Our armoured motor-cars, great heavy vehicles, played a part in this counter-attack. It was, I believe, their début in the war. Some of them, under Lieutenant Cadman, dashed down thechausséesand opened fire on the Germans in their trenches in the roadside woods. For a little while it was as though we had returned to the war in the open. But the position we had won was untenable.

The trenches were merely holes half filled with dead and débris, and the German shell-fire was pitiless. So our men had to fall back to “an irregular line in rear, principally the craters of shell-holes,” to quote Sir Herbert Plumer once more. That night our line remained intact in its former position, with the exception of a small distance lost by one cavalry division. Later the line was advanced, and fresh trenches dug slightly in the rear of the original line, but in a less exposed position.

May 13 may be reckoned the last day of the second battle of Ypres. It is too early to say how many men “went west” in the interval that elapsed between the April evening when we blew up the mines on Hill 60 and the May afternoon when almost for the first time for twenty-six days the inferno of fire abated in the woods and pastures about Ypres. It was not a battle like the first battle of Ypres, when our men met the flower of the Prussian Army face to face, and withstood a succession of onslaughts delivered with an incredible disregard of human life. The second battle of Ypres was a battle of machinery, in which the German infantry skulked behind their gas-cylinders and machine-guns, and waited for theirheavy guns to prepare for them victory at a cheap price.

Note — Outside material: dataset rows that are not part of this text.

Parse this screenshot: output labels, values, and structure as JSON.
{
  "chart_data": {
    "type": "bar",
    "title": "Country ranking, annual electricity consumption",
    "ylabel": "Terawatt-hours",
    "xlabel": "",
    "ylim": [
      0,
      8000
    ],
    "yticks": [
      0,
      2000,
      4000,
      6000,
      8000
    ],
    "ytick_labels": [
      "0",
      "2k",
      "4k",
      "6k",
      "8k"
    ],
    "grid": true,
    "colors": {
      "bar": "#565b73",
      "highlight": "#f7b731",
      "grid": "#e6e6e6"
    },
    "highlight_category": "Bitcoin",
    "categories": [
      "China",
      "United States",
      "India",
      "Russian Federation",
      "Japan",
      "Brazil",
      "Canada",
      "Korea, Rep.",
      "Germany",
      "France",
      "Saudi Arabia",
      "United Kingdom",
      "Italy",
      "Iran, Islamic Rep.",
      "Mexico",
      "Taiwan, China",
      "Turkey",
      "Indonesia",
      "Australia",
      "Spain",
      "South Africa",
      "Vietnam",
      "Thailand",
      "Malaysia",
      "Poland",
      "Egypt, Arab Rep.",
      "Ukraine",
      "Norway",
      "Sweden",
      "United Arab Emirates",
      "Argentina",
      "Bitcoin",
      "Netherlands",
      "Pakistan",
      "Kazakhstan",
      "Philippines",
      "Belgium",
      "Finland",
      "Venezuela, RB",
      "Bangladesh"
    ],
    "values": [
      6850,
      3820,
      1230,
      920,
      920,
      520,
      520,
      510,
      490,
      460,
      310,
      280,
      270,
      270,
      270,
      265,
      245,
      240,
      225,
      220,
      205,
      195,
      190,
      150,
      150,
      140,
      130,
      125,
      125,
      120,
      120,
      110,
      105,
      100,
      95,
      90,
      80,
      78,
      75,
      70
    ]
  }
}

The moral of the battle, brought home to every man that took part in it, was that the ultimate victory in this war will lie with the nation that best organizes itself to provide its armies with the sinews of war. If at Neuve Chapelle we bitterly felt our shortage of shells, at Ypres we realized even more intensely the enormous advantage which the enemy’s superiority in artillery and high-explosive ammunition gave him. The fighting at Neuve Chapelle and Ypres, and later on at the Fromelles ridge, showed us that the principal weapon of modern warfare is the heavy gun, and gave us due warning that the next German attempt to break our line will be preceded and accompanied by an artillery bombardment even severer than that inferno of fire which played for more than three weeks on the Ypres salient, and failed to pierce our front. Artillery fire can only be crushed by artillery fire, so we have our lesson. And because that lesson has at length been learnt, the thousands of Britons who made the supreme sacrifice at Ypres will not have died in vain.